In an effort to continue the good work his daughter didn't get to fully realize, her father, Michael Urbisci, said he owed it to her and other families to press University Hospital to re-evaluate its process of death notification.
"As long as I live, I will never forget that instant," Michael Urbisci said of learning of his daughter's death. "It was not a pretty time.....I just hope they are sincere in their efforts to improve their skills in this."
Her friends hope so too.
"Hospitals don't usually change their actions because of one person - but when her family puts their mind to something, they're going to do it," said one of Melissa's best friends, 31-year-old Karen Walter.
Walter is happy that the training can honor "one of the most amazing friends that you could possibly ever have;" the young woman who she called her "Italian hippie" because of her love of nature and peaceful way with people.
"I always told her she was more beautiful on the inside than the outside," said Brian Young of Green Township, who had been dating Melissa for nearly four years at the time of her death.
Her confidence and ability not to take herself too seriously drew people in, they said.
Her cousin, Tracy Oliverio of Fairfield, said many members of their family came to the United States from Italy. Oliverio has fond memories of conversations she had with her cousin while doing dishes after weekly dinners at their grandmother's home in West Chester Township.
Melissa always seemed to carry a camera, Oliverio said.
"She wanted to capture any moment, even if it was nothing. Because of her we have a billion pictures," Oliverio said. "I thank God for those moments that she took pictures, because that's what left, beside memories."
Melissa's Time On average, three people die every day at University Hospital, Jaylene Schaefer, social worker and field service instructor at University of Cincinnati's School of Social Work, told University Hospital staff as she led the recent session of training, called "Melissa's Time."
Schaefer said the person who informs family members of the death of a loved one plays a vital role.
"That voice, that memory, becomes so critical - it is the beginning of a journey for that family," Schaefer reminded the doctors and nurses.
Now when a patient dies, the physician is advised to act as a team with a hospital chaplain and social worker when breaking the news to loved ones.
The training has been shared with everyone in the Social Work Department and Trauma Division and will now be integrated into curriculum for all medical students and resident doctors. It includes information about what words to use and how to handle survivors' reactions. The new model also reminds hospital employees not to ignore their own grief in losing a patient but to reach out to the hospital's network of social workers and chaplains.
"As physicians and trauma surgeons we have this self-imposed unrealistic expectation that we don't let someone die," Johannigman said. "That's why I think these slides (in the presentation) are so wonderful for our young doctors, because they say, 'It's OK; you will have these feelings.'"

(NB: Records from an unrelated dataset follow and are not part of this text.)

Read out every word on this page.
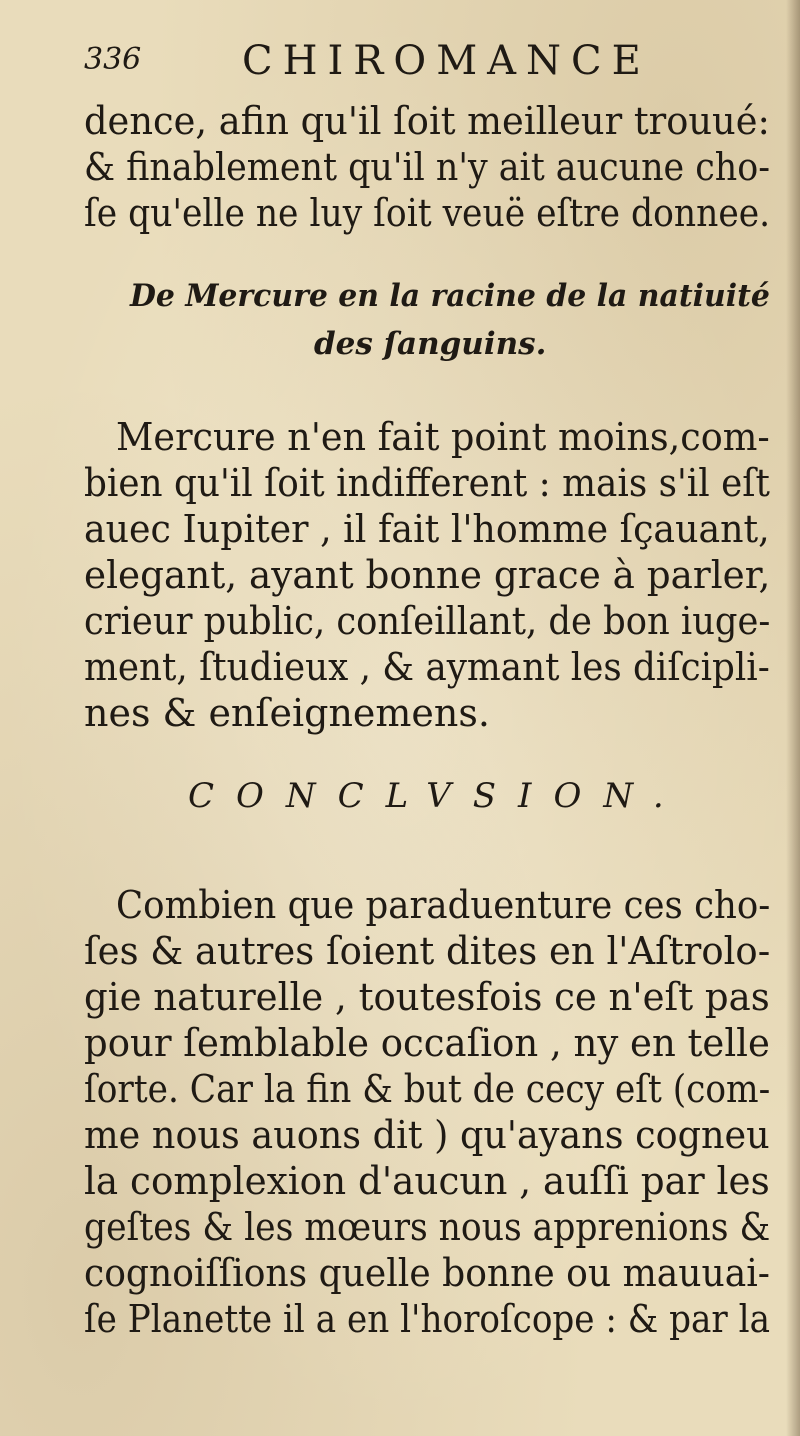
336	CHIROMANCE
dence, afin qu'il ſoit meilleur trouué:
& finablement qu'il n'y ait aucune cho-
ſe qu'elle ne luy ſoit veuë eſtre donnee.
De Mercure en la racine de la natiuité
des ſanguins.
Mercure n'en fait point moins,com-
bien qu'il ſoit indifferent : mais s'il eſt
auec Iupiter , il fait l'homme ſçauant,
elegant, ayant bonne grace à parler,
crieur public, conſeillant, de bon iuge-
ment, ſtudieux , & aymant les diſcipli-
nes & enſeignemens.
CONCLVSION.
Combien que paraduenture ces cho-
ſes & autres ſoient dites en l'Aſtrolo-
gie naturelle , toutesfois ce n'eſt pas
pour ſemblable occaſion , ny en telle
ſorte. Car la fin & but de cecy eſt (com-
me nous auons dit ) qu'ayans cogneu
la complexion d'aucun , auſſi par les
geſtes & les mœurs nous apprenions &
cognoiſſions quelle bonne ou mauuai-
ſe Planette il a en l'horoſcope : & par la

Third-year resident Dr. Jonathan Thompson, of Fort Thomas, said he thought the idea of having a team of three experts break the news to loved ones is a good one.
"It is a very emotional thing and I think trying to make that emotional connection with family makes all the difference," Thompson said.

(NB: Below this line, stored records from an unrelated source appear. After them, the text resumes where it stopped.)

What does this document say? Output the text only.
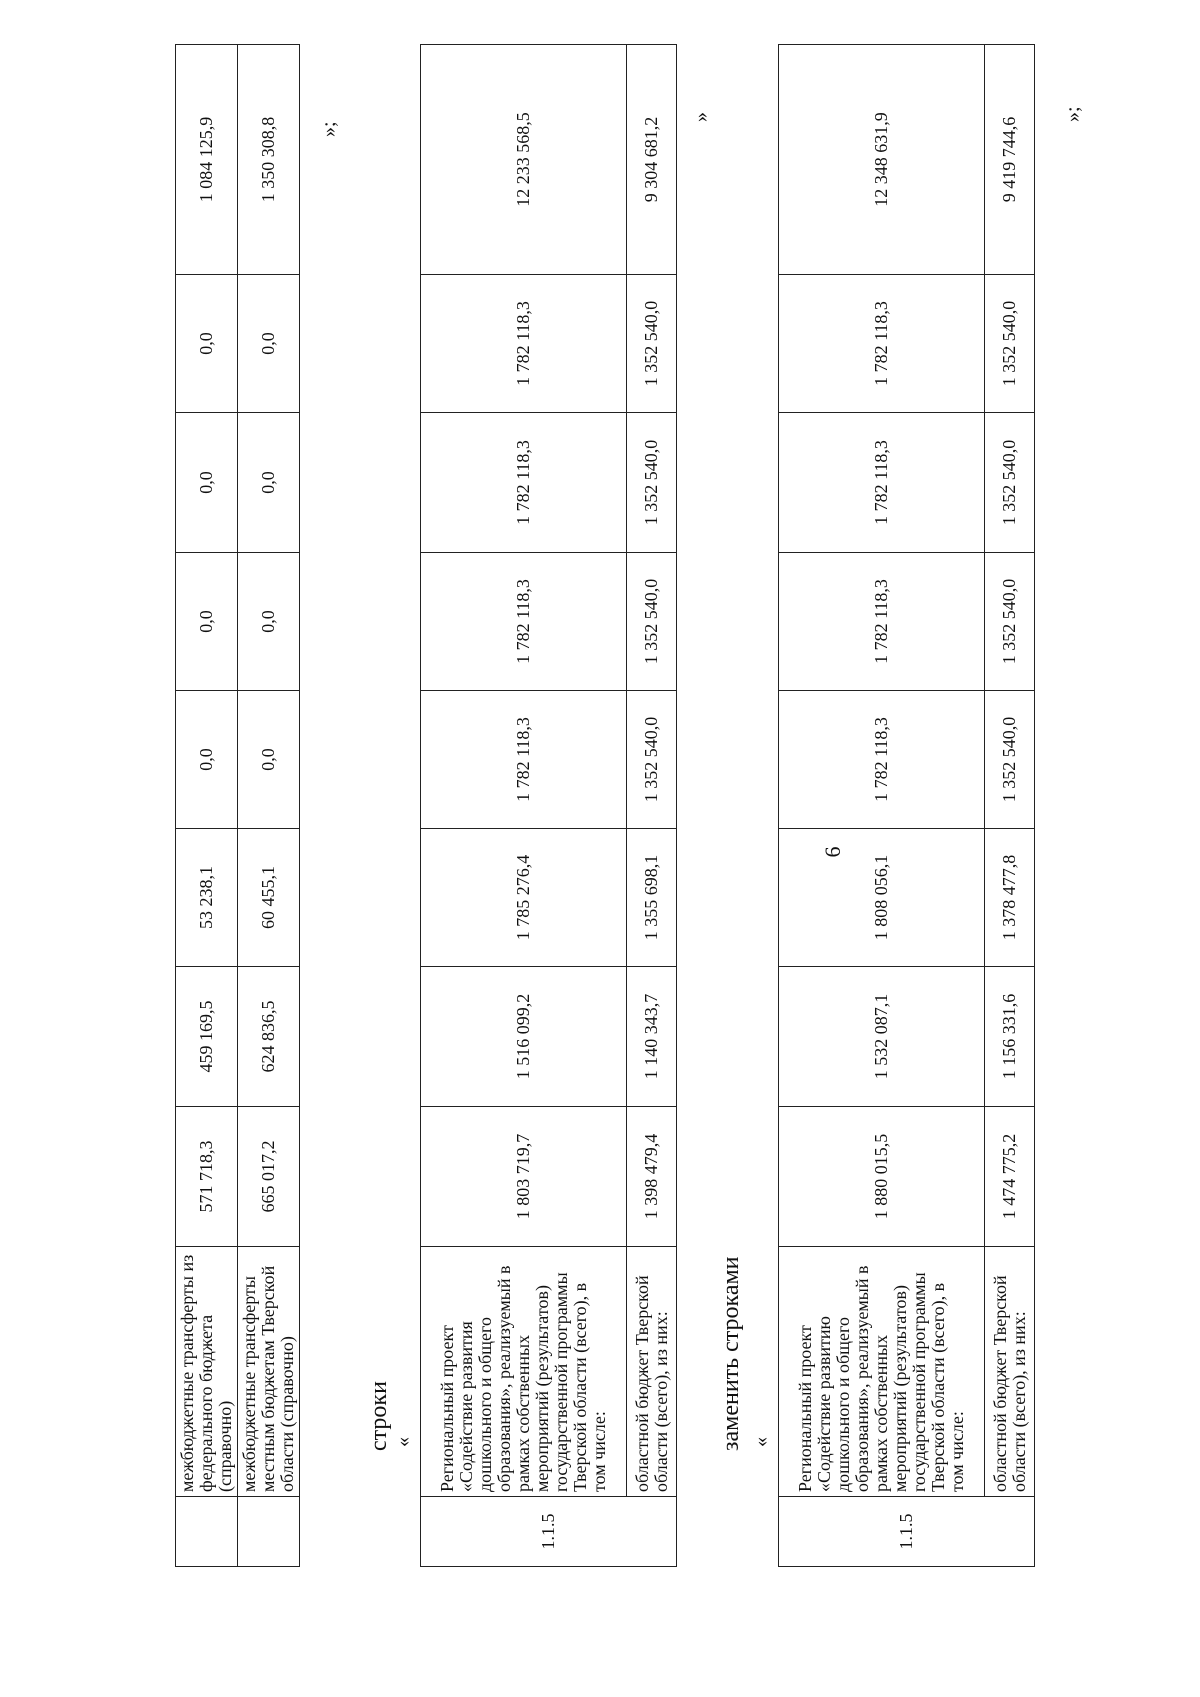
6
	межбюджетные трансферты из федерального бюджета (справочно)	571 718,3	459 169,5	53 238,1	0,0	0,0	0,0	0,0	1 084 125,9
	межбюджетные трансферты местным бюджетам Тверской области (справочно)	665 017,2	624 836,5	60 455,1	0,0	0,0	0,0	0,0	1 350 308,8 »;
строки «
1.1.5	Региональный проект «Содействие развития дошкольного и общего образования», реализуемый в рамках собственных мероприятий (результатов) государственной программы Тверской области (всего), в том числе:	1 803 719,7	1 516 099,2	1 785 276,4	1 782 118,3	1 782 118,3	1 782 118,3	1 782 118,3	12 233 568,5
	областной бюджет Тверской области (всего), из них:	1 398 479,4	1 140 343,7	1 355 698,1	1 352 540,0	1 352 540,0	1 352 540,0	1 352 540,0	9 304 681,2 »
заменить строками «
1.1.5	Региональный проект «Содействие развитию дошкольного и общего образования», реализуемый в рамках собственных мероприятий (результатов) государственной программы Тверской области (всего), в том числе:	1 880 015,5	1 532 087,1	1 808 056,1	1 782 118,3	1 782 118,3	1 782 118,3	1 782 118,3	12 348 631,9
	областной бюджет Тверской области (всего), из них:	1 474 775,2	1 156 331,6	1 378 477,8	1 352 540,0	1 352 540,0	1 352 540,0	1 352 540,0	9 419 744,6
»;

Melissa's friends and family say her brother Alessandro, to whom she was very close, has recovered from his physical wounds, but still struggles emotionally.
It's a reality all of Melissa's loved ones are learning to live with.

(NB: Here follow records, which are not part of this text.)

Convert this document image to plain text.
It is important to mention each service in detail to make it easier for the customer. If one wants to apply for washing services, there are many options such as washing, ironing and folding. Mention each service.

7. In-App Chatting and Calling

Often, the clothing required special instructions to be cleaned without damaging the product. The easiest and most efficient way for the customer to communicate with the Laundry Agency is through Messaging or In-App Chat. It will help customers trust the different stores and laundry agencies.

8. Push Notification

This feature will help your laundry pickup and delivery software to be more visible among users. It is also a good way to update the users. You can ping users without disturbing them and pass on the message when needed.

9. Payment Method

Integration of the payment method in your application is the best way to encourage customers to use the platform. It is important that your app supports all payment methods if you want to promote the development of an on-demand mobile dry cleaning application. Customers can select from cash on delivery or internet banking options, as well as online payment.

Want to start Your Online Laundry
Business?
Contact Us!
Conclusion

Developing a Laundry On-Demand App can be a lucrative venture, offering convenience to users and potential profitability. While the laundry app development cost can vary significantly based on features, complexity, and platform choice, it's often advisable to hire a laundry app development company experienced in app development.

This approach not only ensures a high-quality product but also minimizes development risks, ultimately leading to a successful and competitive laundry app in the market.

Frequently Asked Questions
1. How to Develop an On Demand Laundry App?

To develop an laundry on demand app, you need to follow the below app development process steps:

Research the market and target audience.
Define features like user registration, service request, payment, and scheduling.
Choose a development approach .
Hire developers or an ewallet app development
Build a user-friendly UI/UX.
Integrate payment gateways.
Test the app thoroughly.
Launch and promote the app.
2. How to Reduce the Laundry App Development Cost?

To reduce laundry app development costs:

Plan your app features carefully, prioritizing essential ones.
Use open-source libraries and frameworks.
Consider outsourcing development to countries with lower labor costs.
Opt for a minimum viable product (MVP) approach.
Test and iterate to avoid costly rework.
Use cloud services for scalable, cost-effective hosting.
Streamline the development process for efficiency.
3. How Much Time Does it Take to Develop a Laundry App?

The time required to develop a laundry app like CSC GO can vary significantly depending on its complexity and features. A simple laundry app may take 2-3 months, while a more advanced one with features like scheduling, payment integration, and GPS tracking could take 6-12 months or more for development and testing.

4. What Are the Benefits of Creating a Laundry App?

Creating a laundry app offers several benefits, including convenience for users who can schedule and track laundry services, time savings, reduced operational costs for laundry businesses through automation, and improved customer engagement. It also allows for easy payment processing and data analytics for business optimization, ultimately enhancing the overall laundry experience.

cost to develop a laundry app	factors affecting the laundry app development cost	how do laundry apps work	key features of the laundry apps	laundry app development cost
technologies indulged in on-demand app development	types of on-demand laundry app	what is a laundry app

Her father says his next goal will be talking to other local hospitals about implementing Melissa's Time for their staff.
Johannigman knows executing the training at University Hospital is a start.
"There's nothing I can do (to bring back Melissa) for the Urbiscis," Johannigman said. "But if somehow, some of that (pain) can be softened by the legacy Melissa has brought to this huge hulking monolith of an institution - that doesn't change very readily - if Melissa's Time changes this place, that in of itself will be a fitting tribute to a young lady I never got to know."